Garlic is my most-favorite herb of all time. I cook with it daily, and when I found out I had a nightshade sensitivity, I almost had a panic attack in the moments it took me to Google whether garlic was a nightshade. It’s not—crisis averted.
And that’s great, because I keep a fresh jar of Garlic Confit in my refrigerator at all times, and make a lemon garlic vinaigrette for dinner several times per week.
To support my garlic habit, one must grow their own garlic, mustn’t one? If you also feel the calling to plant your own little garlic patch, I’ll show you how.

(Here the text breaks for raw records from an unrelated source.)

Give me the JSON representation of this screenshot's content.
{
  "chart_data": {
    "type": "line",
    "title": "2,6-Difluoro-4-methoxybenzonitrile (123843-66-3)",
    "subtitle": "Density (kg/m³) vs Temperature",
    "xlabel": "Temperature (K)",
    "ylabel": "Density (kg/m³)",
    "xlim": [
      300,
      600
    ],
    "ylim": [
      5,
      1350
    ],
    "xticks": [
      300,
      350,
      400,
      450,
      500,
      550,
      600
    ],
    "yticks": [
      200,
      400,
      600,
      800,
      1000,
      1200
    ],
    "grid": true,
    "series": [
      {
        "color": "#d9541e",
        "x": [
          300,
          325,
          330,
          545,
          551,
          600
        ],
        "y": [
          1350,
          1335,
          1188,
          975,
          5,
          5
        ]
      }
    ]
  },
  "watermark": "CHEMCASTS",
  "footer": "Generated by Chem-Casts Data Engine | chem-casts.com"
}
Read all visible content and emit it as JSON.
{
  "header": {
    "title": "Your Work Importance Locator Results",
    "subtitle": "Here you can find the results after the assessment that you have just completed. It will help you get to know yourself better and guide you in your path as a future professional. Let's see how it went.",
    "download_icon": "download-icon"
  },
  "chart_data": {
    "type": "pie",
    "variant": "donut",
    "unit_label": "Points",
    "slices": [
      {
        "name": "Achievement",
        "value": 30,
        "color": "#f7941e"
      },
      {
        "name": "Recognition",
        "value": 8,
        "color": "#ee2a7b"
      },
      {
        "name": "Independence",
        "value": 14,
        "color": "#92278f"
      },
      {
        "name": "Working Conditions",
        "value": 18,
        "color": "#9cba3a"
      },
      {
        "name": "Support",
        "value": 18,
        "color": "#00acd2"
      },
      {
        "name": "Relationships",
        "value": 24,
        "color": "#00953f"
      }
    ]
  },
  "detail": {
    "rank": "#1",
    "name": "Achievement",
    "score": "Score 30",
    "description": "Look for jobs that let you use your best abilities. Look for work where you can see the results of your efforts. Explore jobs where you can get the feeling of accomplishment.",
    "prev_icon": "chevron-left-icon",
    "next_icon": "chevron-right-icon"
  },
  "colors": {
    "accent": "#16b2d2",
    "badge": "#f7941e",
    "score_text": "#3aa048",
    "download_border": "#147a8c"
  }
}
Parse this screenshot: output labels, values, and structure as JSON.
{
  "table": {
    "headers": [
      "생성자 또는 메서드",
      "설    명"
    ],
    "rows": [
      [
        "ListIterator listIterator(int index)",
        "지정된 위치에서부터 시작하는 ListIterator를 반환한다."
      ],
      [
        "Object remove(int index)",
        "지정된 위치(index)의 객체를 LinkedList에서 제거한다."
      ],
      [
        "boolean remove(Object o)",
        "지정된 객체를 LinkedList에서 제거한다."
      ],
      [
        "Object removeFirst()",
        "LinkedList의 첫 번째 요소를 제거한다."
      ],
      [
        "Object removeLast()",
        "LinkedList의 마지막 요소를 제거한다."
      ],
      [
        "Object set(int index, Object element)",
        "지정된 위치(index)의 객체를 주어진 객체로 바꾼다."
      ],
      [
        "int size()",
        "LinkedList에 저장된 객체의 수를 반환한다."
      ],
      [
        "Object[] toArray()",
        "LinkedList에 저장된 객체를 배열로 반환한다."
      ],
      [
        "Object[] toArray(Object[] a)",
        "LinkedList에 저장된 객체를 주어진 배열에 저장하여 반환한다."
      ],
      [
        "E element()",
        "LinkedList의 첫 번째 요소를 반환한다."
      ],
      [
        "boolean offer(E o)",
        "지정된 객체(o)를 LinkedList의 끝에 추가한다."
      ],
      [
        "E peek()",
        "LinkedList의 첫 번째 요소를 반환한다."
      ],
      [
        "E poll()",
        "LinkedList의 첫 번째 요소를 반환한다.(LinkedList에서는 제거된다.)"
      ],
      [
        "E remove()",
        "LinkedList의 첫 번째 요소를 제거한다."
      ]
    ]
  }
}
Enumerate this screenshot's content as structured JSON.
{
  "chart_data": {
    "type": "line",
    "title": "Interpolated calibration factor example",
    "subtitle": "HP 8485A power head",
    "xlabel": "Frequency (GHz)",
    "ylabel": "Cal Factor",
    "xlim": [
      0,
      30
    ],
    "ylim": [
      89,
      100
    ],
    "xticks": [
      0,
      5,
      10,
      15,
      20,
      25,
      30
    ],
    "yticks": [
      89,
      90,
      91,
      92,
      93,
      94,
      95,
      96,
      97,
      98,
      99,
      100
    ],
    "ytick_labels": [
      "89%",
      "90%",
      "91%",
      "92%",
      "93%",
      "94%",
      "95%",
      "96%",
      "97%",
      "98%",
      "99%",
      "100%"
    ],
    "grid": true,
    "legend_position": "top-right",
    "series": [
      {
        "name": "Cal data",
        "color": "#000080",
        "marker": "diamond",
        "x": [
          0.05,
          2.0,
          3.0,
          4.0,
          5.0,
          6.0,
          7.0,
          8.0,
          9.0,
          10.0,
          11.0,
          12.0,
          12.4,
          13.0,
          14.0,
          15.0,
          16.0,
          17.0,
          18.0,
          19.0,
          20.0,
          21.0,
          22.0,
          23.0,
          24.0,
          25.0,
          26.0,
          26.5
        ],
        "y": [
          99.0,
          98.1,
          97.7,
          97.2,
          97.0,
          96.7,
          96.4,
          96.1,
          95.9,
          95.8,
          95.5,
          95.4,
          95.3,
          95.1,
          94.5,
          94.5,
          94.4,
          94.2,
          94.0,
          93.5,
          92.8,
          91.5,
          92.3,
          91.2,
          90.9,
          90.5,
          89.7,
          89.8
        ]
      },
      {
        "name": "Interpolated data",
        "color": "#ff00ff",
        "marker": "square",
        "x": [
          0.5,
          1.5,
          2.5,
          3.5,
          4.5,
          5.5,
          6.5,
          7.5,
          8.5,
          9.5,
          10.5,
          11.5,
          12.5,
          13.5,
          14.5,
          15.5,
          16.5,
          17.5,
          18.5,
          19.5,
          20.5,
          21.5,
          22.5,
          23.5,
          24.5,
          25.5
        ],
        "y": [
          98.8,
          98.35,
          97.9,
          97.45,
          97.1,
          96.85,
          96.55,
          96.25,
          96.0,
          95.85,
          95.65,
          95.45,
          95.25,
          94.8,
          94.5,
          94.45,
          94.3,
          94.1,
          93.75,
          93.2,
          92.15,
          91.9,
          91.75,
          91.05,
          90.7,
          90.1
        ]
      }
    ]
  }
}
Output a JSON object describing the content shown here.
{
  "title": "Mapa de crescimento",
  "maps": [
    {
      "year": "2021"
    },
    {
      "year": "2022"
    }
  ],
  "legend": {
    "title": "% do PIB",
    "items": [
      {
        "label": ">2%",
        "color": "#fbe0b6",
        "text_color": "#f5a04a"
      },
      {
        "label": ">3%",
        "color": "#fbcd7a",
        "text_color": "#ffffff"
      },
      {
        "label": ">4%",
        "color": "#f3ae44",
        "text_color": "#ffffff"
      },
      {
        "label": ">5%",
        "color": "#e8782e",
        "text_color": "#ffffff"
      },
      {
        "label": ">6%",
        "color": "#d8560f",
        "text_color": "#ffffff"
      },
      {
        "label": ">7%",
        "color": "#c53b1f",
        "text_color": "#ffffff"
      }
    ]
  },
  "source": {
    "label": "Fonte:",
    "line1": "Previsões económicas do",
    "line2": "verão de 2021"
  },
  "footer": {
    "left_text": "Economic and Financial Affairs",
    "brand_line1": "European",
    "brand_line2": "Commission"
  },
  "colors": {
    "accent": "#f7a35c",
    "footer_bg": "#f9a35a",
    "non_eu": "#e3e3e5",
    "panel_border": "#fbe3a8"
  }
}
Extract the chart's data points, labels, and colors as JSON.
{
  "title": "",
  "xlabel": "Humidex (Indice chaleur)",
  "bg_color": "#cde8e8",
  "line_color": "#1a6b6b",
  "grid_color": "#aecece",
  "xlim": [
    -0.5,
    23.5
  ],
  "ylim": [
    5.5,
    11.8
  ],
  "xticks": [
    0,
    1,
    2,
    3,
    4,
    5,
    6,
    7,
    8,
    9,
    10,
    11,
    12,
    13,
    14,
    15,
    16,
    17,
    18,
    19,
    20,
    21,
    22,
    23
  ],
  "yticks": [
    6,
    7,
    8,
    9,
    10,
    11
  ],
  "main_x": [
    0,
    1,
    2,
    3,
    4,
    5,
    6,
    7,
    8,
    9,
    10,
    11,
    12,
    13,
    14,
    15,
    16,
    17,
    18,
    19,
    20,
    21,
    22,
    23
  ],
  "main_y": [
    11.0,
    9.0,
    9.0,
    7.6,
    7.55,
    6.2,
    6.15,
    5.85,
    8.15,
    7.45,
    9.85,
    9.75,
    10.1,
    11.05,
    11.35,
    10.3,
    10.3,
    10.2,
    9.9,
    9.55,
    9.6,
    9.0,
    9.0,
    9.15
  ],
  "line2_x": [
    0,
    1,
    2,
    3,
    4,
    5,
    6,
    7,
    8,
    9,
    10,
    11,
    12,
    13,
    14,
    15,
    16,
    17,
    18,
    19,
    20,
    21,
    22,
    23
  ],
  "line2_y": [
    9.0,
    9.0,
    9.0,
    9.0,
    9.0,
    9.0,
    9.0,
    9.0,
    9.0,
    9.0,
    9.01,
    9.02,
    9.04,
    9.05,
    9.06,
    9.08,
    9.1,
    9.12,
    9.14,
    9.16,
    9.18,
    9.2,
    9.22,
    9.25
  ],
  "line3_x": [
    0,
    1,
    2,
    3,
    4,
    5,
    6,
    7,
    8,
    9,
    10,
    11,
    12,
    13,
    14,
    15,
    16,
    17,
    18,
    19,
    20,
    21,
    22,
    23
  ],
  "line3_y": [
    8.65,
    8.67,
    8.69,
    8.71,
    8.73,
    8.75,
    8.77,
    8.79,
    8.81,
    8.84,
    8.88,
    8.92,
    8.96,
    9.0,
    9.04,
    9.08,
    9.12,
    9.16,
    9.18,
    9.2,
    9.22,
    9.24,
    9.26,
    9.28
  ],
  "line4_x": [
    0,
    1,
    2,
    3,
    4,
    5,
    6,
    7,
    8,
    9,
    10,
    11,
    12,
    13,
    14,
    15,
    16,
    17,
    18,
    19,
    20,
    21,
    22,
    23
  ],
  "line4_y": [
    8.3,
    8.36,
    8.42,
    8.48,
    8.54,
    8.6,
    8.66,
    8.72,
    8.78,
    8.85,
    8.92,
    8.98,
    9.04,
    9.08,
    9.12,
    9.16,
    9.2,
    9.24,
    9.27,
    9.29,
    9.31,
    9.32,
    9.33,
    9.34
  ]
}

How to Start a Garlic Patch in Your Garden
To grow garlic, you’ll use cloves right from the garlic you already have. While you can use the garlic you’ve gotten at the store, especially if it’s begun to start growing little green legs, we usually use what are called “seed cloves” which are cloves from bulbs of garlic that have been left in the ground a little longer, and we typically use the biggest cloves on those bulbs.
Before you get started, a few fun facts about some of the basic elements of planting garlic:
- Garden beds: Start with a clean, weed-free bed (garlic doesn’t like competition—who does?)
- Varietals: A rule of thumb is to plant hardneck garlic in Northern, cooler climates, and soft neck garlic in warmer climates.
- Season: You can plant garlic in early spring for a fall harvest, but garlic prefers overwintering and is best planted in the fall to be harvested in the middle of summer. If planting in the spring, you can vernalize your garlic, which means refrigerating it for four to eight weeks in a plastic bag with holes in it.
- Prep: Keep the peel on the clove when planting, it will protect it.
- Size: The bigger the clove, the bigger the bulb.
- Depth: In warmer climates (zone 8+), plant cloves 2″ deep. In cooler zones, plant 4″ deep to protect them from snow.
- Placement: Bugs don’t like garlic, so you can always plant them around the edges of your garden to help keep out pests.
- Companion plants: Lettuce, beets, broccoli, cabbage, kale, and tomatoes
- Plant foes: Beans, peas, asparagus, sage, parsley, onions, shallots, leeks, scallions, chives
- Rotation: Plant garlic no more than once every three years in the same location.
Steps for Planting Garlic
Once you know everything above, the planting itself is about as easy as planting anything else.
- Start with a bulb of garlic (don’t peel ahead of time), and remove cloves. Save the largest ones for planting.
- With the pointy side facing up, plant your cloves according to the depth guidelines above.
- Mulch with 4″ of compost, chopped leaves, or clipped grass.
- Water as needed if the ground gets dry, but don’t overwater. In the fall, the ground typically has a lot of moisture retained.
- In the spring after the last frost, you can remove the mulch or thin it out.
Weird Things You Might Come Across
- If you live in a cold climate, as the soil freezes and thaws in the winter, your garlic might get pushed toward the surface. That’s one of the reasons why you should plant them double as deep, and also a good reason to mulch deeply.
- If you see a plant growing that looks diseased, pull it and remove it from the garden. Disease can spread quickly with bulbs so best to remove them.